第四章 内大臣家の物語 雲居雁の養育をめぐる物語

2. 内大臣、乳母らを非難する

 

本文

現代語訳

 姫君は、何心もなくておはするに、さしのぞきたまへれば、いとらうたげなる御さまを、あはれに見たてまつりたまふ。

 姫君は、何もご存知でなくていらっしゃるのを、お覗きになると、とてもかわいらしいご様子なのを、しみじみと拝見なさる。

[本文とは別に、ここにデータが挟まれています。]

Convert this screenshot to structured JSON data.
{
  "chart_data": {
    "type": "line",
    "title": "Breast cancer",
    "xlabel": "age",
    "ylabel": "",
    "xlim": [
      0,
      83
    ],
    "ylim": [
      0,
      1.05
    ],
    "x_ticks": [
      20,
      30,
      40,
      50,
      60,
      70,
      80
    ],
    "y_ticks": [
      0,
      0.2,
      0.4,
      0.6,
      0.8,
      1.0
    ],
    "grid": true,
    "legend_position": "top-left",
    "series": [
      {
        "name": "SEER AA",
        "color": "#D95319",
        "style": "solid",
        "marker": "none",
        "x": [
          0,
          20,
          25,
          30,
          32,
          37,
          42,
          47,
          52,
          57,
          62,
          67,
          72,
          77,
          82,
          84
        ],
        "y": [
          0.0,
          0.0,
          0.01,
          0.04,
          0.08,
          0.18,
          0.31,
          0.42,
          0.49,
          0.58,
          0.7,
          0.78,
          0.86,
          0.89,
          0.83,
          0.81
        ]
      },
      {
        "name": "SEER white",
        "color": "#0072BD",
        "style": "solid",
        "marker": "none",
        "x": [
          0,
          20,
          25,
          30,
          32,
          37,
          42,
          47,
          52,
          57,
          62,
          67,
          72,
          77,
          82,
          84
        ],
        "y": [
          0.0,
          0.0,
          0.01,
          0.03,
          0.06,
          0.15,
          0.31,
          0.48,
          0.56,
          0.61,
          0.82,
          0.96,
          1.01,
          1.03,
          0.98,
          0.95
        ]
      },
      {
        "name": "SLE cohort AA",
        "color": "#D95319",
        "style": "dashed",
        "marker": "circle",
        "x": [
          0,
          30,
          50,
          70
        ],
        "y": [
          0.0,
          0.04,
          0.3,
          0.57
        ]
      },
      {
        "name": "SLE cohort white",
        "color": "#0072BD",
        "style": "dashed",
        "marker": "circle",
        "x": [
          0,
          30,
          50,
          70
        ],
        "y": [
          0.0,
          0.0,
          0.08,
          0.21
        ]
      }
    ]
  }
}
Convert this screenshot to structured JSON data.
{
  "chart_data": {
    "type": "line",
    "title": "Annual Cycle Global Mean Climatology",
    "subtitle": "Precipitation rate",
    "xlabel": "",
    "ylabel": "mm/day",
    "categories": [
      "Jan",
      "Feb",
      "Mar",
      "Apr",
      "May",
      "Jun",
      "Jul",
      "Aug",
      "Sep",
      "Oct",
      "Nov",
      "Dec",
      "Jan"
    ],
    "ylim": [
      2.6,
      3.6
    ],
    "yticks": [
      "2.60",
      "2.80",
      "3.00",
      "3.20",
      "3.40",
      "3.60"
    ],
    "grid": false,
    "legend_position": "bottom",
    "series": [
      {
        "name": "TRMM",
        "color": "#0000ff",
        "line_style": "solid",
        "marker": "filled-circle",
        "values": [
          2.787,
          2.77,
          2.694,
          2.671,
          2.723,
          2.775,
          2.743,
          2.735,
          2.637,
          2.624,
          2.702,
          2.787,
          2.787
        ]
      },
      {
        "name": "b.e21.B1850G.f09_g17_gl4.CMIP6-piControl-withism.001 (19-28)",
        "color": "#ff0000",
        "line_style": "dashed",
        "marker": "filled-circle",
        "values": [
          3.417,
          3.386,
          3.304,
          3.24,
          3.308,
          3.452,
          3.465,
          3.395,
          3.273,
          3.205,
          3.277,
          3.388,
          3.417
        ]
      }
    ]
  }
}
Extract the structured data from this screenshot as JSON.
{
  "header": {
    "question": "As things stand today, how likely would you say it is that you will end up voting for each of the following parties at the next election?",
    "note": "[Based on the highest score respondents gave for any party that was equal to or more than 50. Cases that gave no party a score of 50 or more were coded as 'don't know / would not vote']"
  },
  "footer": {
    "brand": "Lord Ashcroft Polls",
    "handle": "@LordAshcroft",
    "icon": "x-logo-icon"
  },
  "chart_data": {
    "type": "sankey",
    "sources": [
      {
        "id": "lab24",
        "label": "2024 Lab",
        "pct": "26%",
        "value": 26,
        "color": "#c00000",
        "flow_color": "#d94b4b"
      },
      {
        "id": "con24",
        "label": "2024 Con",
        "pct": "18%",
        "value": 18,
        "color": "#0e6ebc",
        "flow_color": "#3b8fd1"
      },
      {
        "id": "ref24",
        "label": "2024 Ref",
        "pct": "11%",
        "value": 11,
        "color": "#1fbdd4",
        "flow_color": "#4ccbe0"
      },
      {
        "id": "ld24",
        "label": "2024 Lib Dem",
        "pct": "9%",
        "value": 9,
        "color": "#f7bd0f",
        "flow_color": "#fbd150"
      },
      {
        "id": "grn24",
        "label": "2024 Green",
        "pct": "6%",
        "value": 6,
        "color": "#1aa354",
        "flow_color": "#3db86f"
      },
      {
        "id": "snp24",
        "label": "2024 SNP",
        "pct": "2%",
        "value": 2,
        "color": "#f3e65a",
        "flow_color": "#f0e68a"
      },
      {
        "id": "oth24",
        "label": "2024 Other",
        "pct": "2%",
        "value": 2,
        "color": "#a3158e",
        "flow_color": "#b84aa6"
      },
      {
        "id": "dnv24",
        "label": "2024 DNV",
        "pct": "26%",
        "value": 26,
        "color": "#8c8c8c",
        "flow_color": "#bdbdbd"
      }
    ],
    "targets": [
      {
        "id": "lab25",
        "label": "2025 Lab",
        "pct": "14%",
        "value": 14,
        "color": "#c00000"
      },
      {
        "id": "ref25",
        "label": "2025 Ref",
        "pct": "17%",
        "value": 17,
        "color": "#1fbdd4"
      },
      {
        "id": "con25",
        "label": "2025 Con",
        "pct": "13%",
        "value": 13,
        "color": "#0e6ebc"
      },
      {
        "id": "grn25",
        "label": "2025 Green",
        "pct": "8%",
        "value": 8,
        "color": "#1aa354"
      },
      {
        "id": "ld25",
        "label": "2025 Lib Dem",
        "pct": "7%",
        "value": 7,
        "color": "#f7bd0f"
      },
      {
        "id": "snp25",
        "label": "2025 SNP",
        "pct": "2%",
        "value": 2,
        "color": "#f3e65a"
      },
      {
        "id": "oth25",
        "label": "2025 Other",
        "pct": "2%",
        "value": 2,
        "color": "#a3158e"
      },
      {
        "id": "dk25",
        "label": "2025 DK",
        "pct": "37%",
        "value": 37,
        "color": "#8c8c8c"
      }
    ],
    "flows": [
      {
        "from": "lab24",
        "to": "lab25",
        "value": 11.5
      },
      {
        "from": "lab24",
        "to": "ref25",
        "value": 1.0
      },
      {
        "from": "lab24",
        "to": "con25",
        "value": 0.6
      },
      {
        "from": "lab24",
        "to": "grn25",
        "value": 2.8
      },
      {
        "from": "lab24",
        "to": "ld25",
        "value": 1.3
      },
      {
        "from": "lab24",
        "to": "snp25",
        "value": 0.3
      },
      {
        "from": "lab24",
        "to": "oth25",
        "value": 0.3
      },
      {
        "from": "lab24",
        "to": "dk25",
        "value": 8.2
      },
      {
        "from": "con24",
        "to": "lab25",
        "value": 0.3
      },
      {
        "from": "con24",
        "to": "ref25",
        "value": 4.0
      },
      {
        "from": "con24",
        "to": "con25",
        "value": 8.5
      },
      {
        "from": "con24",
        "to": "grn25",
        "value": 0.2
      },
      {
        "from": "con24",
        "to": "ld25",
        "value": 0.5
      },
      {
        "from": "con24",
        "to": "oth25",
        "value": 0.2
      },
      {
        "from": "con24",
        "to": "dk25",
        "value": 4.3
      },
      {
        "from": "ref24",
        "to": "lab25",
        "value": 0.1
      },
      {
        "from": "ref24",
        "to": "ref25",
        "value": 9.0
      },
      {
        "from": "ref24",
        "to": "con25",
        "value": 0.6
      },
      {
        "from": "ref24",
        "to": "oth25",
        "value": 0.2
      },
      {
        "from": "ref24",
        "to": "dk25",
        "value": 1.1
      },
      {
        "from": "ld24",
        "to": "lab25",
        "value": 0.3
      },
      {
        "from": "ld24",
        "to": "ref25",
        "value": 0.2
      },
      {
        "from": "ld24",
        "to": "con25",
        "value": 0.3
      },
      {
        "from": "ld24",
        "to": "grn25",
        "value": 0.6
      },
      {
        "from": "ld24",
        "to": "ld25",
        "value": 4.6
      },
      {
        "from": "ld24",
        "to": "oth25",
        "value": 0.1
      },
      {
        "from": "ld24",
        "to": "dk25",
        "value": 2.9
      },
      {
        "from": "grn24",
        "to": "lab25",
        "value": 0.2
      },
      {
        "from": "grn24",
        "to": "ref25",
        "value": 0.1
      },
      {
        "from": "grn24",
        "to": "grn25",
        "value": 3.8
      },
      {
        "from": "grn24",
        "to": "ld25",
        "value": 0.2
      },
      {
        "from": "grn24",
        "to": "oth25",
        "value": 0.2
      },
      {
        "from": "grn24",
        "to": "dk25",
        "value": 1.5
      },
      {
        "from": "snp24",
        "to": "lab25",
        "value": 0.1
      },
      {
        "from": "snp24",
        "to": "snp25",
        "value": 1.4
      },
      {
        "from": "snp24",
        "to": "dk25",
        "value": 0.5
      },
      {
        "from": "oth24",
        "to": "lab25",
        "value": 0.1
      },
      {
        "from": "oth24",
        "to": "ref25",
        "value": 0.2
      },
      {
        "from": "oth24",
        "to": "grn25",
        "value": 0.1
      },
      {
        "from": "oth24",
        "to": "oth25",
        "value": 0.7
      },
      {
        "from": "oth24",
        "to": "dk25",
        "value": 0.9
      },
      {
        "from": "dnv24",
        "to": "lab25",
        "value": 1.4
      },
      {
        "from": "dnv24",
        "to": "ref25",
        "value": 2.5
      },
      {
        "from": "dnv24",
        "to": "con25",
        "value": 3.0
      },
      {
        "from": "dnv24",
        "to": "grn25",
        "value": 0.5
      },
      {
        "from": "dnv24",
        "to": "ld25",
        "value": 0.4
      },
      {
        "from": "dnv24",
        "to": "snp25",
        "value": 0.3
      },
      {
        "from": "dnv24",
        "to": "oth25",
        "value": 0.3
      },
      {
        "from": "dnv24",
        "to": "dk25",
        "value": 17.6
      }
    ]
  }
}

 「若き人といひながら、心幼くものしたまひけるを知らで、いとかく人なみなみに思ひける我こそ、まさりてはかなかりけれ」

 「若いと言っても、無分別でいらっしゃったのを知らないで、ほんとうにこうまで一人前にと思っていた自分こそ、もっとあさはかであったよ」

 とて、御乳母どもをさいなみたまふに、聞こえむ方なし。

 とおっしゃって、御乳母たちをお責めになるが、お返事の申しようもない。

 「かやうのことは、限りなき帝の御いつき女も、おのづから過つ例、昔物語にもあめれど、けしきを知り伝ふる人、さるべき隙にてこそあらめ」

  「これは、明け暮れ立ちまじりたまひて年ごろおはしましつるを、何かは、いはけなき御ほどを、宮の御もてなしよりさし過ぐしても、隔てきこえさせむと、うちとけて過ぐしきこえつるを、一昨年ばかりよりは、けざやかなる御もてなしになりにてはべるめるに、若き人とても、うち紛ればみ、いかにぞや、世づきたる人もおはすべかめるを、夢に乱れたるところおはしまさざめれば、さらに思ひ寄らざりけること」

 「このようなことは、この上ない帝の大切な内親王も、いつの間にか過ちを起こす例は、昔物語にもあるようですが、二人の気持ちを知って仲立ちする人が、隙を窺ってするのでしょう」

  「この二人は、朝夕ご一緒に長年過ごしていらっしゃったので、どうして、お小さい二人を、大宮様のお扱いをさし越えてお引き離し申すことができましょうと、安心して過ごして参りましたが、一昨年ごろからは、はっきり二人を隔てるお扱いに変わりましたようなので、若い人と言っても、人目をごまかして、どういうものにか、ませた真似をする人もいらっしゃるようですが、けっして色めいたところもなくいらっしゃるようなので、ちっとも思いもかけませんでした」

 と、おのがどち嘆く。

 と、お互いに嘆く。

 「よし、しばし、かかること漏らさじ。隠れあるまじきことなれど、心をやりて、あらぬこととだに言ひなされよ。今かしこに渡したてまつりてむ。宮の御心のいとつらきなり。そこたちは、さりとも、いとかかれとしも、思はれざりけむ」

 「よし、暫くの間、このことは人に言うまい。隠しきれないことだが、よく注意して、せめて事実無根だともみ消しなさい。今からは自分の所に引き取ろう。大宮のお扱いが恨めしい。お前たちは、いくらなんでも、こうなって欲しいとは思わなかっただろう」

 とのたまへば、「いとほしきなかにも、うれしくのたまふ」と思ひて、

 とおっしゃるので、「困ったこととではあるが、嬉しいことをおっしゃる」と思って、

 「あな、いみじや。大納言殿に聞きたまはむことをさへ思ひはべれば、めでたきにても、ただ人の筋は、何のめづらしさにか思ひたまへかけむ」

 「まあ、とんでもありません。按察大納言殿のお耳に入ることをも考えますと、立派な人ではあっても、臣下の人であっては、何を結構なことと考えて望んだり致しましょう」

 と聞こゆ。

 と申し上げる。

 姫君は、いと幼げなる御さまにて、よろづに申したまへども、かひあるべきにもあらねば、うち泣きたまひて、

 姫君は、とても子供っぽいご様子で、いろいろとお申し上げなさっても、何もお分かりでないので、お泣きになって、

 「いかにしてか、いたづらになりたまふまじきわざはすべからむ」

 「どうしたら、傷ものにおなりにならずにすむ道ができようか」

と、忍びてさるべきどちのたまひて、大宮をのみぞ恨みきこえたまふ。

 と、こっそりと頼れる乳母たちとご相談なさって、大宮だけをお恨み申し上げなさる。